Yet another reason to boycott Intel
Summary: The dark hearts of computers, with a lot of secrets and circuitry whose behaviour cannot be verified, are also convenient back doors, even without additional bugs (implanted en route)
THE FSF has this interesting new article about "Active Management Technology". It was written by Ward Vandewege, Matthew Garrett, and Richard M. Stallman, who awarded Garrett for his work on UEFI.
One year ago, around the same time that Snowden leaked some NSA documents, we
warned that UEFI could be used to remotely brick PCs. Later on, after the NSA leaks had gone maintream, the NSA
pretty much confirmed it was a possible strategy (but defecting this to the Chinese). Going back to 2008
we also warned about back doors, some of which facilitated by broken encryption in hardware (e.g. Intel's 'hardware-accelerated' RNG). That was about a decade after Microsoft had allegedly built back doors into Windows (we know that there are back doors now, but it's just hard to say when Microsoft started it).

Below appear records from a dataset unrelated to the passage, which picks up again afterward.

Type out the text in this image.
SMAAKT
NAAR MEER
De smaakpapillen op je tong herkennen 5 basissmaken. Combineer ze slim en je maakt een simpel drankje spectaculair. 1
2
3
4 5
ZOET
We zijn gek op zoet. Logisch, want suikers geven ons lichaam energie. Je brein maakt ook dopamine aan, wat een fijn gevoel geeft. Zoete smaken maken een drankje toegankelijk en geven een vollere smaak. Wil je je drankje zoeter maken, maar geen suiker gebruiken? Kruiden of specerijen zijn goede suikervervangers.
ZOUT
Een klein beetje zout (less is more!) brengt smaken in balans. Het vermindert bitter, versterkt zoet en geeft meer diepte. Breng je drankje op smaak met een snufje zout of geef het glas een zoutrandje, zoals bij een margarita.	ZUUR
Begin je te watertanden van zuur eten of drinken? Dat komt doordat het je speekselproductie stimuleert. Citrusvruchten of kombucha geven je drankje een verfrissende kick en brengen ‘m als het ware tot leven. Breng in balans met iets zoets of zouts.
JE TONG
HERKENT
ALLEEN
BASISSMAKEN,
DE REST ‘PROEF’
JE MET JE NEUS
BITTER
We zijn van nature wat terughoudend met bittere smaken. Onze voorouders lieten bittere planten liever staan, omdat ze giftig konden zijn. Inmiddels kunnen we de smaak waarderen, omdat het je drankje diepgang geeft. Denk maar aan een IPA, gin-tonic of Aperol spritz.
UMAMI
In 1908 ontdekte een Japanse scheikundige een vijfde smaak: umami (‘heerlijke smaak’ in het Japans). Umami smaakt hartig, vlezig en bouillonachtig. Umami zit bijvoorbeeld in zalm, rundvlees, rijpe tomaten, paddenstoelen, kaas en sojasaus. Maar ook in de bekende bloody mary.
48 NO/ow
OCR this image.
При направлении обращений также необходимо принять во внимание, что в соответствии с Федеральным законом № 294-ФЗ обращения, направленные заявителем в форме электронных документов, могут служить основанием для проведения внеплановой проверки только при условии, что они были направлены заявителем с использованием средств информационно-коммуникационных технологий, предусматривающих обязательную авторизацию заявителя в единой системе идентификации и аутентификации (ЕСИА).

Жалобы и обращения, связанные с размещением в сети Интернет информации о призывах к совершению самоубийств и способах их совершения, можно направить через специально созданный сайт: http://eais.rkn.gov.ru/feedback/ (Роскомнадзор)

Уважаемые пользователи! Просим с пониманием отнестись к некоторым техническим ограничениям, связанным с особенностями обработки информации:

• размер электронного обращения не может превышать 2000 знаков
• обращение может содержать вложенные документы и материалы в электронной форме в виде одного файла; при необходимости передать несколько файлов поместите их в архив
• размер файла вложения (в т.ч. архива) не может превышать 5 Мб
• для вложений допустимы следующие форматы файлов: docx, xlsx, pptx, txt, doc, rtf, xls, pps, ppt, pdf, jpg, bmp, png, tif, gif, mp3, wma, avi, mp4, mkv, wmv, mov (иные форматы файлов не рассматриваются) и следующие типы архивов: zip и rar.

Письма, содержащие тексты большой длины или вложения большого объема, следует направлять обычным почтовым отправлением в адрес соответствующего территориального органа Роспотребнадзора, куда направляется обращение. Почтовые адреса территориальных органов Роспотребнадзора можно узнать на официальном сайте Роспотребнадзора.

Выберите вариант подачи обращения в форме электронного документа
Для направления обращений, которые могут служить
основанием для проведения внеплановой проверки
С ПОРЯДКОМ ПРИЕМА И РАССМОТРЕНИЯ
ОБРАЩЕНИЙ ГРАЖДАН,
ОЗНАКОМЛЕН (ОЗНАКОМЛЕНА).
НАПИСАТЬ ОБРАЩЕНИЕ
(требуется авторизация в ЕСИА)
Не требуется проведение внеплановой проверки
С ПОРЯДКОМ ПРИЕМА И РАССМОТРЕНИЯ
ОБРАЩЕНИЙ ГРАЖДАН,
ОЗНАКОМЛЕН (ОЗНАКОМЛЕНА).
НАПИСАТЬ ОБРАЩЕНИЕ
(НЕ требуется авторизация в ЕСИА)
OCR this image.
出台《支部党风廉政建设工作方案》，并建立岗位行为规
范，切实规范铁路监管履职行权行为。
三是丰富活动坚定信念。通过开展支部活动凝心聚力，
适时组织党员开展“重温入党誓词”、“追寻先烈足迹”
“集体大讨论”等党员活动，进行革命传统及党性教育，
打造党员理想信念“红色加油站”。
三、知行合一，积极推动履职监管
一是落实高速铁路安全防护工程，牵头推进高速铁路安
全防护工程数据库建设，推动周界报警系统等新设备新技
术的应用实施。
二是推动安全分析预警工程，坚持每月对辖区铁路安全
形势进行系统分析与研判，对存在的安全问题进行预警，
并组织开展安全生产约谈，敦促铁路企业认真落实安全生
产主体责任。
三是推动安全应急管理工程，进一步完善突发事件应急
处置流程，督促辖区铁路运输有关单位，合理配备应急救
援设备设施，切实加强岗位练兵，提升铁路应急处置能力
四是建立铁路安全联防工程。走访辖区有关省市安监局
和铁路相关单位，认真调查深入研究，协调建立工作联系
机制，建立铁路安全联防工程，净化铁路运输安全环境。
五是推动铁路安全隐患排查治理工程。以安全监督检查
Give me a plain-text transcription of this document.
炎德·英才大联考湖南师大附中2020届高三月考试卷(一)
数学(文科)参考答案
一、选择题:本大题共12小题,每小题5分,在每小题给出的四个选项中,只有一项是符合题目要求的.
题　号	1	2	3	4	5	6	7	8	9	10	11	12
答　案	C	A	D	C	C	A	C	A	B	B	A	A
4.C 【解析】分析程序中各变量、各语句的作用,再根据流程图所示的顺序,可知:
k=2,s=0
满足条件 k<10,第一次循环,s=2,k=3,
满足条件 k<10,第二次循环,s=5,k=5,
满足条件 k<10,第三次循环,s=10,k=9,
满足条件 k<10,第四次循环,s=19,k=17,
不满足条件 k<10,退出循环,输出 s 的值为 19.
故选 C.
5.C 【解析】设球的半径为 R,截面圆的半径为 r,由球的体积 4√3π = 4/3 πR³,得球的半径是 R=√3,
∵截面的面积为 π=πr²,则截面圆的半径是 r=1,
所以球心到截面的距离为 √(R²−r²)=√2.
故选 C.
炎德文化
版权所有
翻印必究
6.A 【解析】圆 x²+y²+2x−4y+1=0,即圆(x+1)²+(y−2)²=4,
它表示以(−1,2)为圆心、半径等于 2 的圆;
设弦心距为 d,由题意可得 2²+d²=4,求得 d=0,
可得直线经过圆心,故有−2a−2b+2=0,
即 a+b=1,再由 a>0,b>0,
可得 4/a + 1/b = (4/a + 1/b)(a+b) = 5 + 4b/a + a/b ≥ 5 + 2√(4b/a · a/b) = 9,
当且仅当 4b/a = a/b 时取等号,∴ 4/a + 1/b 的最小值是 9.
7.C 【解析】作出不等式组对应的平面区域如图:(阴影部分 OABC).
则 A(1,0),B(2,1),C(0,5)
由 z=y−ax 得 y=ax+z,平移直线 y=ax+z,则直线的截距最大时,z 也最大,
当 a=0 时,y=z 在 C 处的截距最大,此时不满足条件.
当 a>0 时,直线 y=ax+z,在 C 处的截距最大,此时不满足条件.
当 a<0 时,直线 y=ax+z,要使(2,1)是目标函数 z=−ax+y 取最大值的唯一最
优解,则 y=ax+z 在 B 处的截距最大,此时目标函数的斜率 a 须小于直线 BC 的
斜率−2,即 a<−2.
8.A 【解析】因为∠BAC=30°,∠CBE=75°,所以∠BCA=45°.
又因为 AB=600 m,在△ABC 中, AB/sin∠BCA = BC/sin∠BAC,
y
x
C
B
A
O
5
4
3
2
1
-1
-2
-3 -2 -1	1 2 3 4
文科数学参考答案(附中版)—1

We already wrote a great deal about the problem with UEFI patents, UEFI 'secure' boot (taking control over computers, moving control away from the users to put itinto corporate hands and governments), but we have not done much to cover UEFI remote control capabilities, or more broadly Intel's rogue role in intelligence, leading to a ban in some places (some variants of BSD refuse to use Intel RNGs due to fear of intentionally low entropy that derails encryption).
Quoting the article from Vandewege
et al.: "Intel's Active Management Technology (AMT) is a proprietary remote management and control system for personal computers with Intel CPUs. It is dangerous because it has full access to personal computer hardware at a very low level, and its code is secret and proprietary."
Intel is a
deeply criminal company, so to blindly trust its proprietary technology would be foolish. We have always campaigned against Intel not just because "intel" is shorthand for something rather insinuative although this latter point is now a growing factor, too. Watch what China is doing these days when it comes to hardware policy, not just software policy. Or simply watch what Snowden has been leaking; it's rather revealing.